Remarkably, it has now been a full six months plus, since the era of post surgery began. A fact that struggles precariously to win any real validity within my heart and mind. Though I happen to recognize, in direct correlation to the advancement of years, a tenancy to fail more often at the construction of accurate time-lines, I seem to be even the more vilified by this treacherous trickery of the mind due to the slew and hue of all that calamity so recently thrown my way. Yet I am, just as every other living creature, inevitably tied to the perpetual consistency of that modern day advent, the Calendar, which so eloquently and effectively keeps my story lines from straying too drastically far.
However, and at any rate, I felt that it was time that I provide some glimpse into the various thrills and chills of experience for which have recently become the way of life just this side of the figurative coup upon Cushing's vicious reign. Apparently, it seems to be, that as with most of life's more dramatizing moments incurring upheaval and restoration, the perceived "good" comes always paired with it's evil twin, "bad" and the restless battle between the two. And my personal experience provides no exception to this universal law of nature. As a result, It has been my daily struggle, to say the least, to overcome the ill perceptions which continually flood my mind and taunt me with extreme altering emotions.
My experience is that of drifting through an endless fog of mental clarity and coherence. It has become a challenge to attain a solitary focal point and to establish any consistent direction or goal orientation. The awareness of the degree and to what volume all the stimuli of life is being absorbed for processing has become much more vivid and overwhelming. I find myself secretly and constantly wishing to be able to turn it off and allow my brain to rest.
Every day presents itself as a totally unconnected scene being haphazardly spliced together to form my very own real-time Fight Club horror film. The effect of which brings about enormous volumes of angst and frustration. Only that in the deeper recesses of my being, I am cognizant of the illusory factor of my experience driving my feelings and emotions which only serves to undermine their validity and further dismantling any stable position of seriousness.
Truthfully, I prolonged my urge to write this post due to this agonizing dark shadowy filter for being concerned with offering up a report that was anything but encouraging and positive in nature. I continually wrestle internally with the thought of anyone who may one day stumble upon this blog out of suffering from the recent diagnosis and or realization of being taken hostage by this sly, sinister, thief of a disease, who, in hopeful desperation, such as I was, and quite honestly still am, seeking to find those virtual pot of gold testimonies that tell the tale of miraculous short term recovery and all things back to normal in only a few short days etc.. Ok, so I might be slightly exaggerating a bit here. I admit, that I knew, and I suspect that most would, that the absolute truth regarding recovery and it's duration, would be a divergent path entangled with intermittent progress and certain regressions and that the individual results would be totally variable for each individual respectively. But, unfortunately that knowledge didn't seem to keep me from setting up an expectation that has thus far, exceed the results of my own reality. Which has, in it's own sense been a source of anxiety and frustration through the process. What has been an unexpected surprise to me during these last few months, has been the degree to which I have realized the extraordinary power and influence that emotions, and it's shadow, feelings play throughout the creation of our own unique time-space experience.

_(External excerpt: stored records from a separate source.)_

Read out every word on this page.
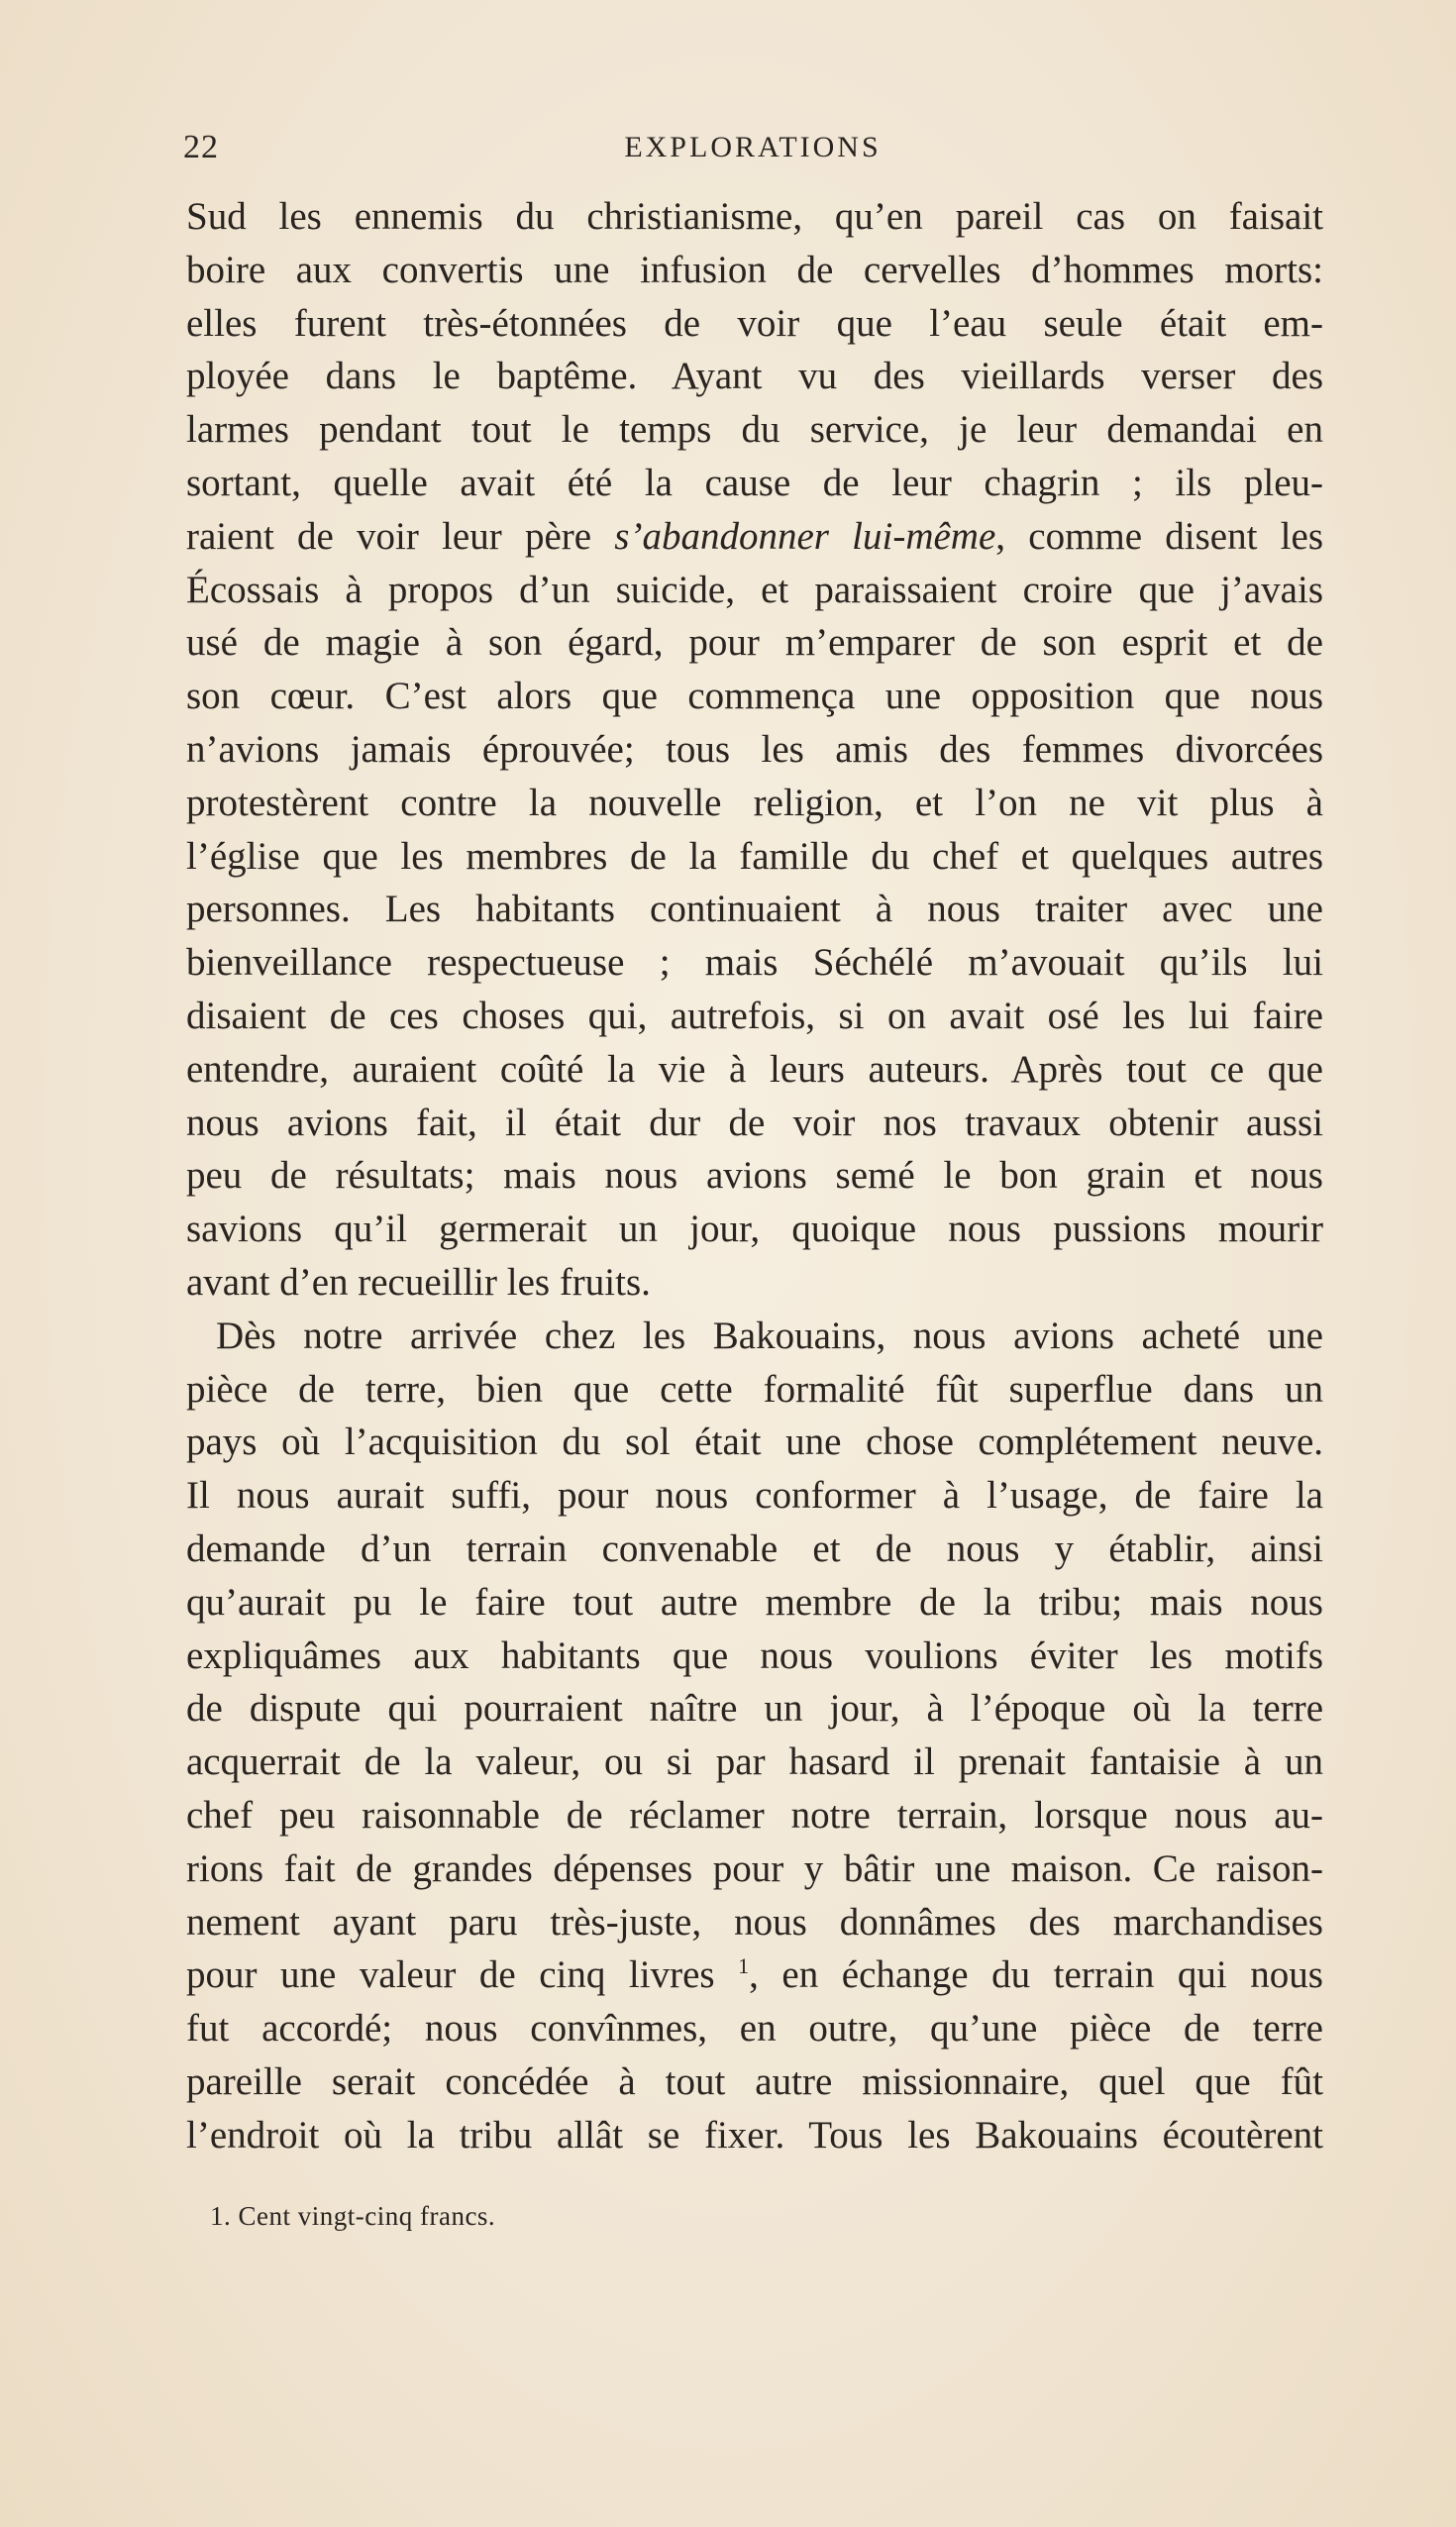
22	EXPLORATIONS
Sud les ennemis du christianisme, qu’en pareil cas on faisait
boire aux convertis une infusion de cervelles d’hommes morts:
elles furent très-étonnées de voir que l’eau seule était em-
ployée dans le baptême. Ayant vu des vieillards verser des
larmes pendant tout le temps du service, je leur demandai en
sortant, quelle avait été la cause de leur chagrin ; ils pleu-
raient de voir leur père s’abandonner lui-même, comme disent les
Écossais à propos d’un suicide, et paraissaient croire que j’avais
usé de magie à son égard, pour m’emparer de son esprit et de
son cœur. C’est alors que commença une opposition que nous
n’avions jamais éprouvée; tous les amis des femmes divorcées
protestèrent contre la nouvelle religion, et l’on ne vit plus à
l’église que les membres de la famille du chef et quelques autres
personnes. Les habitants continuaient à nous traiter avec une
bienveillance respectueuse ; mais Séchélé m’avouait qu’ils lui
disaient de ces choses qui, autrefois, si on avait osé les lui faire
entendre, auraient coûté la vie à leurs auteurs. Après tout ce que
nous avions fait, il était dur de voir nos travaux obtenir aussi
peu de résultats; mais nous avions semé le bon grain et nous
savions qu’il germerait un jour, quoique nous pussions mourir
avant d’en recueillir les fruits.
Dès notre arrivée chez les Bakouains, nous avions acheté une
pièce de terre, bien que cette formalité fût superflue dans un
pays où l’acquisition du sol était une chose complétement neuve.
Il nous aurait suffi, pour nous conformer à l’usage, de faire la
demande d’un terrain convenable et de nous y établir, ainsi
qu’aurait pu le faire tout autre membre de la tribu; mais nous
expliquâmes aux habitants que nous voulions éviter les motifs
de dispute qui pourraient naître un jour, à l’époque où la terre
acquerrait de la valeur, ou si par hasard il prenait fantaisie à un
chef peu raisonnable de réclamer notre terrain, lorsque nous au-
rions fait de grandes dépenses pour y bâtir une maison. Ce raison-
nement ayant paru très-juste, nous donnâmes des marchandises
pour une valeur de cinq livres $^1$, en échange du terrain qui nous
fut accordé; nous convînmes, en outre, qu’une pièce de terre
pareille serait concédée à tout autre missionnaire, quel que fût
l’endroit où la tribu allât se fixer. Tous les Bakouains écoutèrent
1. Cent vingt-cinq francs.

If for nothing else, I must bring forth the aspect that, though I still find many occasions where I become stuck in these rolling bouts of negativity and depression. There is, as I mentioned above, the other side of the 'ole proverbial coin, which is to say that I am in most certainty experiencing a progressive movement toward a healthier state of physical and mental being. One such example, is that, as of this post, which again marks six months since the removal of the tumor in my head, my body has correspondingly shed off a full 52 pounds with very little influence of my own. This single fact alone accounts for an enormous amount of positive energy, encouragement and hope for the future. Physically, I am noticing slow but sure progressions, which are granting me an ever expanding platform of freedom for which I am exceedingly grateful!
Where I am at today, is by far, a leap and a half further from the burning flames of yesterday and though there is still the lingering smell of smoke and the static memory of attrition, I remain focused on the light ahead and just keep pressing on. All my efforts are devoted to finding that perfect balance between where I am at, where I have been and to where I am going armed with the knowledge that there is no place more beautiful than in this very moment. That there is a futility in striving to be anywhere other than definitively within the miracle of this present moment with its infinite array of extraordinarily precious gifts that make up the whole of my experience. There are times where I catch myself reeling with the victim oriented thought of "why me?", but have been met with the resounding conclusion of "why NOT me?!"
Why is it so hard to accept, sometimes, a story inclusive of trauma and strife, such that we all have in our own various ways, as a spectacular event of creative individuality, custom made for our carefully selected and star-cast performance to add that tantalizing flavor and spice to an otherwise dreadfully dull empty existence? There is in my humblest opinion a universal connection to all things and that for this very reason makes all things enormously meaningful and full of purpose as it relates to all other creatures big and small spewing forth from a point of unfathomable love and spectacular creativity! These are the thoughts that tend to offer peace to my ever so troubled soul and to settle the ongoing storm within my brain.